Nathan Ingraham / Engadget

Democrats and Republicans can't get on the same page about most things, but robots driving cars is apparently a-okay no matter your political affiliation. After the House approved a bipartisan pact, both sides in the Senate agreed to a deal making it easier for Ford, GM and other automakers to get self-driving cars on public roads. "We expect adoption of self-driving vehicle technologies will save lives, improve mobility for people with disabilities, and create new jobs," Senators John Thune (R-SD) and Gary Peters (D-MI) said in a statement.

Industry has been seeking US approval of autonomous cars without steering wheels and pedals, provided regulators find them to be safe (as it stands now, self-driving vehicles must have human controls). It also wants the law to prevent individual states from blocking the use of self-driving cars. According to Reuters sources, the bill won't include commercial trucks.

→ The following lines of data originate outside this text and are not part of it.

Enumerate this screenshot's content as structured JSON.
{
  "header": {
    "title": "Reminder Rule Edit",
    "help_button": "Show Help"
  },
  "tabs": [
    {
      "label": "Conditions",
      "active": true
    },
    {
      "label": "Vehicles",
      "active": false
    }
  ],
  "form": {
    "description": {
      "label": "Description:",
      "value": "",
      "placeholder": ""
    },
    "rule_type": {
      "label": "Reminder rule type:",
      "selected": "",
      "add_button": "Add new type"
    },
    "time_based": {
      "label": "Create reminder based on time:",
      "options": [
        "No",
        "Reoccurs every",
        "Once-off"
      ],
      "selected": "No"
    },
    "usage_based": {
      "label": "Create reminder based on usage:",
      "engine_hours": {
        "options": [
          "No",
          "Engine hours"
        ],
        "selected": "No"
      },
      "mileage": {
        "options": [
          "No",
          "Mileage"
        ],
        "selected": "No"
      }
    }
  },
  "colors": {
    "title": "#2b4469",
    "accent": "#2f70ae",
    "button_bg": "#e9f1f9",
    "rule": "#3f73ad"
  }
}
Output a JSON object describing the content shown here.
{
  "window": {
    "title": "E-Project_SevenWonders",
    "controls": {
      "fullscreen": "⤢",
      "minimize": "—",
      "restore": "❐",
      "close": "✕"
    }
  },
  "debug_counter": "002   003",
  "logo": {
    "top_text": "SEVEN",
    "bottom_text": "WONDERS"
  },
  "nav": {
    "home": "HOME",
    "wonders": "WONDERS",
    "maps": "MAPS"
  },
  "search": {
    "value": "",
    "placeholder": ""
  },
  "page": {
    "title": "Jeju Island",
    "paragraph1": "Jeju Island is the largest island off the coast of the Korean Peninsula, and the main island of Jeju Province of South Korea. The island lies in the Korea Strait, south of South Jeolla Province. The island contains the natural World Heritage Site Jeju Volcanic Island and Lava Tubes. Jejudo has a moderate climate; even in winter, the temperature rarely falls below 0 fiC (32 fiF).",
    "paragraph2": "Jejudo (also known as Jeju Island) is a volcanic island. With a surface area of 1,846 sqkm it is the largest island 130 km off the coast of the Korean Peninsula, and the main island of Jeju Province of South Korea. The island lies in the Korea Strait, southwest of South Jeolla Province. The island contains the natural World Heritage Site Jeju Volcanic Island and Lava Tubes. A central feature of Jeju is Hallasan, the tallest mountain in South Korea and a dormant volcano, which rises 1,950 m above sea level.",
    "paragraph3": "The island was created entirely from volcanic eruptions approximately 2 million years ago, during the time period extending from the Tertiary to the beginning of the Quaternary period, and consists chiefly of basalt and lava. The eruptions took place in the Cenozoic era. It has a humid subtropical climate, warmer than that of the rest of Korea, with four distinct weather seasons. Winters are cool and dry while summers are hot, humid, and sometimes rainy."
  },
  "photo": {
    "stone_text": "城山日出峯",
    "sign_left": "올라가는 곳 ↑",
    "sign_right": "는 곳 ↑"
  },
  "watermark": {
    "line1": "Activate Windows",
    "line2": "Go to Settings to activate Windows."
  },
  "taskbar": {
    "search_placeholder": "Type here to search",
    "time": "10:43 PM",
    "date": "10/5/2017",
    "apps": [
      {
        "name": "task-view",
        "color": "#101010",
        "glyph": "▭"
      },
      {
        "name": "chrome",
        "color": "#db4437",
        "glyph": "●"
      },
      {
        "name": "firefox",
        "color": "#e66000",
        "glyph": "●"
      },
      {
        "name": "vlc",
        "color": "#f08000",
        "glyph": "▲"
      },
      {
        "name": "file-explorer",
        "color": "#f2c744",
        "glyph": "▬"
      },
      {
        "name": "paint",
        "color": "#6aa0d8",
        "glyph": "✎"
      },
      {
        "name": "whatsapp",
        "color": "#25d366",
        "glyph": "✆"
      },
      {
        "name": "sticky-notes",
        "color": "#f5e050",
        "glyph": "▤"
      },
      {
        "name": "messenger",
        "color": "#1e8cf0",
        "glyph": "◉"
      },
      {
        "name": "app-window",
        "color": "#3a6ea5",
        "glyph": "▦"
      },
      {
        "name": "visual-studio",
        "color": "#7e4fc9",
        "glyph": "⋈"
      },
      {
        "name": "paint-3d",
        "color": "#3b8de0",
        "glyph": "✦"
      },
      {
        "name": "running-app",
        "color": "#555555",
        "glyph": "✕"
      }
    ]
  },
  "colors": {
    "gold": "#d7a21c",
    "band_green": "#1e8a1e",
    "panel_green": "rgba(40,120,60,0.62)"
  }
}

The House measure allows car companies to sell up to 25,000 self-driving cars with no controls in the first, year and up to 100,000 by year three, as long as the vehicles are found as safe as current models with human controls. After it passed the bill, it seemed like the Senate's stamp, and therefore passage of the law, was a fait accompli. However, things were a bit thornier, as the Senate has reportedly been negotiating over the inclusion of trucks and issues with self-driving lawsuits currently in progress.

We expect adoption of self-driving vehicle technologies will save lives, improve mobility for people with disabilities, and create new jobs.

Automakers like Ford and GM, along with Waymo, Uber and other tech firms, have also lobbied for legislation that's consistent from state to state. They've complained, for instance, that too-strict California rules are are impeding self-driving progress. With the law, states could reportedly control registration, licensing, liability and insurance but not interfere with technological standards.

We'll know exactly what's in the law later today, but as of now, no tech or auto companies are even close to being able to put driverless cars with no human controls on public roads. When it does happen, the US Department of Transport (DoT) and most experts agree that they'll reduce road deaths considerably. After all, the AI and sensors never have lapses in concentration and aren't, obviously, affected by drugs or alcohol.

As it stands, only one car company -- Audi, with the A8 -- has released a commercial vehicle with level 3 self-driving capability (stay tuned to see how that works). That allows you to look away from the road and do other things during certain phases of driving, but you still must be ready to take the wheel at any time. For a car without driver controls to be feasible, you need level five autonomy -- and by all accounts, we're still far from that.